Breathe de Andy Serkis

Un film délicieusement réalisé même si le sujet est très pesant. L’élégance en toute chose (notamment l’anglais parlé de façon exquise) fait du spectacle un enchantement, en trois parties. La découverte de la passion, l’amour mis à l’épreuve, puis la mort. Il y a un mélange d’humour et de tendresse, et une immense souffrance qui s’entremêlent de façon particulièrement bien contée. Les acteurs sont absolument éblouissants, les décors, les costumes, les reconstitutions au fil du temps, chaque accessoire, chaque détail, sont très soigneusement maîtrisés. Claire Foy incarne le personnage central, magnifiquement. Il y a un côté  Out of Africa au début, qui est agréable, d’autres moments très forts, un peu de ” tire larmes ” mais pas trop, et un style narratif, un rythme, qui rendent la vision dynamique, accrochante, et digne du sujet traité.

Respirez à fond et allez voir ce film, il contribuera aussi à prendre de la distance avec nos petits bobos. Et il ne vous échappera pas que le producteur du film est le fils du couple dont nous découvrons l’histoire.

cc 21st Century Fox

Red Sparrow de Francis Lawrence

Moineau rouge, c’est le sobriquet des hommes et des femmes formés par les se(r)vices secrets russes pour des missions plus tordues les unes que les autres. Et leur arme principale, c’est leur corps, en cela compris ce qui fait la différence entre une femme et un homme. Chaud !

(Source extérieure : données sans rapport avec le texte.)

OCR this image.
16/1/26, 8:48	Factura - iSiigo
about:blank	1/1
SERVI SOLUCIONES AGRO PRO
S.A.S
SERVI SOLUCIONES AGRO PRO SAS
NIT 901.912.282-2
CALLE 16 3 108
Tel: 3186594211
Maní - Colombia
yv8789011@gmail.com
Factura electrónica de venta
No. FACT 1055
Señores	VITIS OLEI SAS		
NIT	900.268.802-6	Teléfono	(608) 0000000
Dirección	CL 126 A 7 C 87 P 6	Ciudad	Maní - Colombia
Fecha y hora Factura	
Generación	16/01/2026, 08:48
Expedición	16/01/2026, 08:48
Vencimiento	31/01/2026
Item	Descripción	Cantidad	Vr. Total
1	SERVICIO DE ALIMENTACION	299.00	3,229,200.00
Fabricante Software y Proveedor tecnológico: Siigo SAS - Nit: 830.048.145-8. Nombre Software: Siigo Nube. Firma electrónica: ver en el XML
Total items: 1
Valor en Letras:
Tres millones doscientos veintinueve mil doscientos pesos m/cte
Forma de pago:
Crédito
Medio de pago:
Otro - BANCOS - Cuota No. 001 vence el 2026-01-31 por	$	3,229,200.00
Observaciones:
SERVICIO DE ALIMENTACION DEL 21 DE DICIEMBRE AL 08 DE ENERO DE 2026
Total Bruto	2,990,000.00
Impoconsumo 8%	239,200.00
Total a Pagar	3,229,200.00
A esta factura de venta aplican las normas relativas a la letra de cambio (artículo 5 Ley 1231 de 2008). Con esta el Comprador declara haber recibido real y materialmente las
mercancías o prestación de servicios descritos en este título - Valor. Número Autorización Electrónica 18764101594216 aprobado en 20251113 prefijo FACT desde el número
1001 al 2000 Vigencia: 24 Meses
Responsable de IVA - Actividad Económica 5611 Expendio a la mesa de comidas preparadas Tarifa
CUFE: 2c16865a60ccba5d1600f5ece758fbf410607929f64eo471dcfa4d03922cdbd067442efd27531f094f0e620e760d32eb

L’ambiance est en effet au réchauffement de la Guerre Froide, dans un imbroglio embrouillé de méandres politico-militaires et d’espions. Les agents doubles, c’est comme les crêpes : il faut les retourner plusieurs fois pour en apprécier toute la saveur. Ici, les retournements donnent le tournis. On n’y comprend plus rien mais il ne faut pas le dire sauf à passer pour un crétin.

Tout cela est superbement filmé, dans des décors staliniens impressionnants, avec un soin esthétique majestueux qui nous valent des plans larges très généreux, un spectacle supposé se dérouler au Bolchoï, des images très ” léchées ”

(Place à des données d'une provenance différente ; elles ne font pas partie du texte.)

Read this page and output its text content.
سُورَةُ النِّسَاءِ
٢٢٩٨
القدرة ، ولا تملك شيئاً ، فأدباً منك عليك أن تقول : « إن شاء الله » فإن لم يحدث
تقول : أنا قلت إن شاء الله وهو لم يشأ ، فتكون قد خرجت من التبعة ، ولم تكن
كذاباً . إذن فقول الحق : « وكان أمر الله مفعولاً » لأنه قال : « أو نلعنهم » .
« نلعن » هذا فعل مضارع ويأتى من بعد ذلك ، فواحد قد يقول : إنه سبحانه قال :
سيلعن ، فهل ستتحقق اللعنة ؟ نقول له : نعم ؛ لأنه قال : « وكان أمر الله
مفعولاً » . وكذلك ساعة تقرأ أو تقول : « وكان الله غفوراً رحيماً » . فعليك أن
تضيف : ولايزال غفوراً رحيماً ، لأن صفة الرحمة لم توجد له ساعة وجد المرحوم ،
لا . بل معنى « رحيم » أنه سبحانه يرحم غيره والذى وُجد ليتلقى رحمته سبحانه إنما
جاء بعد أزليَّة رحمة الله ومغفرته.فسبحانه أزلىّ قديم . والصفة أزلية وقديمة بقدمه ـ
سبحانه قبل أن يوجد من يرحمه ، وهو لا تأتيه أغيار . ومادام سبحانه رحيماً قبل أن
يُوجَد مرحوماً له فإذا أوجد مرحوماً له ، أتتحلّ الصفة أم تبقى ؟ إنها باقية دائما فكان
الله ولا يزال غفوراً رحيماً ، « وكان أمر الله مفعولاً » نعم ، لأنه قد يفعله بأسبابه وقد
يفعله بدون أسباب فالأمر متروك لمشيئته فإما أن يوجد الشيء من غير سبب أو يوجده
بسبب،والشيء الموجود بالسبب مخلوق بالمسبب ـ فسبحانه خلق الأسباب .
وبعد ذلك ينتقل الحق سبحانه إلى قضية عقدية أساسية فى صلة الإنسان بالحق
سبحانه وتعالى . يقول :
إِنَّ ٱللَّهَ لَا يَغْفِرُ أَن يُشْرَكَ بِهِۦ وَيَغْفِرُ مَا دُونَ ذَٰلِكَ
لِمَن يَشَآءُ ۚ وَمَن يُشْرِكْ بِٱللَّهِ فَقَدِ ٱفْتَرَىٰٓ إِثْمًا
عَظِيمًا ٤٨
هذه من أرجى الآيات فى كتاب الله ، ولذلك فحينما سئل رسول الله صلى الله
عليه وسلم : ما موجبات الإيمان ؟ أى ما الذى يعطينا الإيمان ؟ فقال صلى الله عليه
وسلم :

avec même à la fin l’échange d’espion sur un aéroport la nuit dans la meilleur tradition de Checkpoint Charlie.

Les acteurs sont aussi convaincants que possible lorsqu’il faut incarner des stéréotypes. Le déroulement de l’histoire est conforme à ce que l’on attend de ce genre de cinéma, une alternance de tension, de torture psychologique, d’action, de violence et de sexe. Du sang aussi, histoire que les âmes sensibles puissent fermer les yeux d’un air effrayé. Bref, du cinéma de (grand) genre très bien maîtrisé mais dont le propos est un peu bas de plafond.

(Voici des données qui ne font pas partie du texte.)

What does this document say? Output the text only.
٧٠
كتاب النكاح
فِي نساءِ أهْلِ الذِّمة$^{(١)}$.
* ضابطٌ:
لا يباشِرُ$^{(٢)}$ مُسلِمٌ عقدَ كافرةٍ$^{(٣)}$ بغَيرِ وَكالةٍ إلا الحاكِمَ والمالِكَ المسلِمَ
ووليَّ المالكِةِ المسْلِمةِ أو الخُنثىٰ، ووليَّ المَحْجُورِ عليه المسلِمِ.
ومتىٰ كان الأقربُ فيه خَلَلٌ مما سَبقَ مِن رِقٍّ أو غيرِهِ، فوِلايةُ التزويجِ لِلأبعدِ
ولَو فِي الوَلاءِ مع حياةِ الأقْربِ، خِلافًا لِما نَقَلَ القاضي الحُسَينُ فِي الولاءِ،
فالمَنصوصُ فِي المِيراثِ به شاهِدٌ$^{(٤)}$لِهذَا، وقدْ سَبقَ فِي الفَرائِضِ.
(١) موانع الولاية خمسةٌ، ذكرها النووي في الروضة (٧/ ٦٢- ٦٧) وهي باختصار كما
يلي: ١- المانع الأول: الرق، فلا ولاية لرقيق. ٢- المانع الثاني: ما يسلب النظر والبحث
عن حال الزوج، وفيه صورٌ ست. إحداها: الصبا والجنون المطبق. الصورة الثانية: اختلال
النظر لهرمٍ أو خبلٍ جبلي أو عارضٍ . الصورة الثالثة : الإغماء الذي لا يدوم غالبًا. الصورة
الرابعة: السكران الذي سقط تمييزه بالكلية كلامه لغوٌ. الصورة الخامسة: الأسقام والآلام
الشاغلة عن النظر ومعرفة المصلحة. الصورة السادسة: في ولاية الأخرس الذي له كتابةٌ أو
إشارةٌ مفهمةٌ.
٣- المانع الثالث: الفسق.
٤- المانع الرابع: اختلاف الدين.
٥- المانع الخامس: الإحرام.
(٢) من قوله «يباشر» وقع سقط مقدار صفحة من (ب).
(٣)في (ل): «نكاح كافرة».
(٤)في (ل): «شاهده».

Chacun verra que Matthias Schoenaerts ressemble comme un fils à Poutine ; amusant. Plus plaisant, le charme de Jennifer Lawrence, irrésistible et froide comme un brise-glace. Charlotte Rampling assume magistralement un rôle ingrat. Elle porte des bottes de cuire, le genre de détail qui aide à camper un personnage. Des bottes militaires, pas de call girl. Inutile d’espérer un come-back façon Les Damnés. Tout ce beau monde est russe, mais parle anglais.

Et c’est un choix bien compréhensible puisque c’est un film/produit pour grands enfants qui s’encanaillent sans risque en dévorant du corn-flake. Bon appétit.